WAKANDA
İki yıl.
Aradan geçen koskoca iki yılın ardından kendini anca toparlayabilmişti Bucky. Wakanda ona iyi gelmişti. Yüz yıllık yaşamında azıcık huzur bulduğu nadir yerlerden biri olmuştu. Ona kalsa geriye kalan tüm hayatı boyunca burada yaşardı ama Steve gelmesini istiyordu. Arkadaşını hastaneye bırakıp gitmiş gibi hissetmişti ve bu ona büyük bir huzursuzluk veriyordu. Fırsat bulduğunda onu ziyaret ediyordu ama bu durumdan kesinlikle memnun değildi.
Natasha ise Steve'den de kötüydü. Tüm bu yaşadıklarının sorumlusu kendisiydi ve çektiği vicdan azabından uyuyamıyordu bile. Özür bile dilemesine fırsat kalmadan Bucky'i Wakanda'ya götürmüşlerdi. O günden sonra vereceği her kararı iki kere değil beş kere düşünmeye başlamıştı. Aptalca bir hareketi adamın iki yılını almıştı daha kötü ne olabilirdi ki?
Yarın tüm ruhuna su serpecek, cidden kapsamlı bir özür dileyecekti.
Bucky'nin ağzından
"White Wolf! White Wolf!"
(B)"Ne oldu yine?"
"Gidiyor musun White Wolf?"
(B)"Gitmek zorundayım."
"Ow, bu çok üzücü White Wolf! Bir daha asla hikaye dinleyemeyeceğiz!"

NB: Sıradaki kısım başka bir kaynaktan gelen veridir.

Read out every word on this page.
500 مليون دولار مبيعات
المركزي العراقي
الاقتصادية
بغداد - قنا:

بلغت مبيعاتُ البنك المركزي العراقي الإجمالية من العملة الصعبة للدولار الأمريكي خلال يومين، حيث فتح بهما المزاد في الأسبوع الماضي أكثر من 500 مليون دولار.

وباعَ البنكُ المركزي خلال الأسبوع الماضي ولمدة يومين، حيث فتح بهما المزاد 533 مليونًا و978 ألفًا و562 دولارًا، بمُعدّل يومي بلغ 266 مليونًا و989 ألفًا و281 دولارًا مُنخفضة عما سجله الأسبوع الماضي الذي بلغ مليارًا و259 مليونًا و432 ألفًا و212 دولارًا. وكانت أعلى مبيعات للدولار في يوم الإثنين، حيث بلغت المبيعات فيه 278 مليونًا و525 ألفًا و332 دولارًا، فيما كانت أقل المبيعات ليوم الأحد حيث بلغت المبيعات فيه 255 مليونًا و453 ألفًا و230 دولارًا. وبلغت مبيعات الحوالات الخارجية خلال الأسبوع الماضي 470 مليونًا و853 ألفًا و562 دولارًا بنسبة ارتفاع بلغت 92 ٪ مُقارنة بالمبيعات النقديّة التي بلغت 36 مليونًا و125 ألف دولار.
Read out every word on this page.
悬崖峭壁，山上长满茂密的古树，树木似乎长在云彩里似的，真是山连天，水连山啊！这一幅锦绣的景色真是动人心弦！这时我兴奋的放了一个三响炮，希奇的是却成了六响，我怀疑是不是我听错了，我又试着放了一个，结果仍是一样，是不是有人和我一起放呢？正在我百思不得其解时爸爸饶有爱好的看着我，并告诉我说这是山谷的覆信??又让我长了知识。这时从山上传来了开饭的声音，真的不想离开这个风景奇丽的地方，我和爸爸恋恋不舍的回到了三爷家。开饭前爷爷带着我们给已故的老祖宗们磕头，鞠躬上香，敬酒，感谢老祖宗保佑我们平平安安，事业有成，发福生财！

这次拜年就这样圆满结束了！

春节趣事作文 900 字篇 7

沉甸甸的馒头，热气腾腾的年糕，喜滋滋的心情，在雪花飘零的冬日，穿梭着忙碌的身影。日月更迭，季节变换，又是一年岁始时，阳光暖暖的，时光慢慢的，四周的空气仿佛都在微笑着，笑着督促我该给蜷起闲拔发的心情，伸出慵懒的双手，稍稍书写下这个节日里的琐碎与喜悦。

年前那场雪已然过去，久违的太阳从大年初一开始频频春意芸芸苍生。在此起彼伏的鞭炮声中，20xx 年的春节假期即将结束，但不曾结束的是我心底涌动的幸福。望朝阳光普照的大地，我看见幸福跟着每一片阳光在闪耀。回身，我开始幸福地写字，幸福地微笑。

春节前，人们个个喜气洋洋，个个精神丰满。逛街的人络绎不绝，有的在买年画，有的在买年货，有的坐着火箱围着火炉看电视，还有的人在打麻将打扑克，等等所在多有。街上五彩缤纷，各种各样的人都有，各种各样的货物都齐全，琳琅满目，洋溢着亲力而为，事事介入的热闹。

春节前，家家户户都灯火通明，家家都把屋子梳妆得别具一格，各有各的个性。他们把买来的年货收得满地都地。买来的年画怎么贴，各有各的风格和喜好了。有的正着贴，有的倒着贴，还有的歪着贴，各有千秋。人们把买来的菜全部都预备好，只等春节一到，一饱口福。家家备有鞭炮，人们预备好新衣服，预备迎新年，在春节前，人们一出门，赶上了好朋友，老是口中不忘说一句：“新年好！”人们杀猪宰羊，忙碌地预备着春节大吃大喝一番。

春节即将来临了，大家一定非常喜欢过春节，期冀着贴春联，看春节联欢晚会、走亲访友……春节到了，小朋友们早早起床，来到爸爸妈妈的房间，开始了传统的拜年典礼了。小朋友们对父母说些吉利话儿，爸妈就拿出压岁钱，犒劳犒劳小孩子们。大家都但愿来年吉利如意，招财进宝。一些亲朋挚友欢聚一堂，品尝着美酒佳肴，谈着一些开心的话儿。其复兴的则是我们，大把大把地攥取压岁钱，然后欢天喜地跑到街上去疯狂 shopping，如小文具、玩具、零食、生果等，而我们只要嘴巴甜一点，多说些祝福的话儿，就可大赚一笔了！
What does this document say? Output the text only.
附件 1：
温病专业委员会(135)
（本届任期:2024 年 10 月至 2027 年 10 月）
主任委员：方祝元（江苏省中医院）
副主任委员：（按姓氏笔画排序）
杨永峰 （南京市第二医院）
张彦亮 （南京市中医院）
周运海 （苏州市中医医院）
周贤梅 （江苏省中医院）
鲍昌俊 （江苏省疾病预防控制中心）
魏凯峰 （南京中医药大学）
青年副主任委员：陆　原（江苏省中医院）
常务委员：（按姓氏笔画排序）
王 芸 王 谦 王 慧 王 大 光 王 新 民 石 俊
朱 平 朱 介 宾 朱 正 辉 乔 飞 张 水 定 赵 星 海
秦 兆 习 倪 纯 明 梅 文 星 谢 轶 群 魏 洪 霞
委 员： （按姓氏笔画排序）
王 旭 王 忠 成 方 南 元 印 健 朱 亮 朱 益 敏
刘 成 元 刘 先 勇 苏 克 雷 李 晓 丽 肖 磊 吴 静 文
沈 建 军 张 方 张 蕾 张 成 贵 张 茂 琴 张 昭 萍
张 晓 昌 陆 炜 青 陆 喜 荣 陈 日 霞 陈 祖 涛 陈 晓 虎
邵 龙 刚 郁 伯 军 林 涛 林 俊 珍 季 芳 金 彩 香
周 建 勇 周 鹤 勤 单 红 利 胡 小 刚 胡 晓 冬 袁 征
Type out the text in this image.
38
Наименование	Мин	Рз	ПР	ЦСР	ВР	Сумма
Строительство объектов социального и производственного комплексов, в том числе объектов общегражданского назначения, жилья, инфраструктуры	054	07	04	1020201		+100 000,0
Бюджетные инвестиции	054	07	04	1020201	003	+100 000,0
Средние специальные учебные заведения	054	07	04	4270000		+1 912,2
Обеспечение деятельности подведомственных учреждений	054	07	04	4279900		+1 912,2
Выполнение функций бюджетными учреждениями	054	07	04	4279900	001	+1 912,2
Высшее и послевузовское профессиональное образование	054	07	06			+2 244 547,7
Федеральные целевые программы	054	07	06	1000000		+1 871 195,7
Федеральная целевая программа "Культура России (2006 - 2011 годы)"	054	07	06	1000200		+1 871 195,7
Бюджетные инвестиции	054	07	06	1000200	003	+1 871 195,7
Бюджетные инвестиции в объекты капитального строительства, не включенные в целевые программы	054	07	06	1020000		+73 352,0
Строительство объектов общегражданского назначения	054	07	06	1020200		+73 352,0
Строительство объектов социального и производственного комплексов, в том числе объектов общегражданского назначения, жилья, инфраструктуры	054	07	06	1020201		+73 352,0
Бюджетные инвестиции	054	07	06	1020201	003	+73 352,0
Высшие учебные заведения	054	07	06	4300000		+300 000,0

(B)"Son kez anlatmamı mı istiyorsunuz?"
"Evet! Senin hikayen çok güzel White Wolf."
(B)"Öyle mi? Oturun o zaman son kez anlatayım hikayeyi."
İsimlerini asla hatırlayamadığım bu iki çocuk buraya geldiğimden beri hep peşimdelerdi. Bana White Wolf diyorlardı. Nedenini sorduğumda ise beyaz olduğumu ve her zaman sert baktığımı söylediler. Onlara göre bir 'kurt' gibi gözüküyormuşum. Buraya ilk geldiğimde gerçekten vahşi bir kurt gibiydim. Beynim gözü dönmüş saldırgan bir hayvandan farksızdı. Amerika'nın aksine Wakanda halkı bana korkuyla değil ilgi ve sevgiyle bakmışlardı. İzin verdiğim kadar yardım ediyor ve her gördüklerinde neşeyle selam veriyorlardı. Özellikle bu iki çocuk, yürekli çıkmışlardı. İlk günden beri aralıksız her gün gelip aksiyon dolu hayat hikayemi dinliyorlardı. İsimlerimizi asla hatırlamamamız bir yana benimle cidden arkadaşlık ediyorlardı.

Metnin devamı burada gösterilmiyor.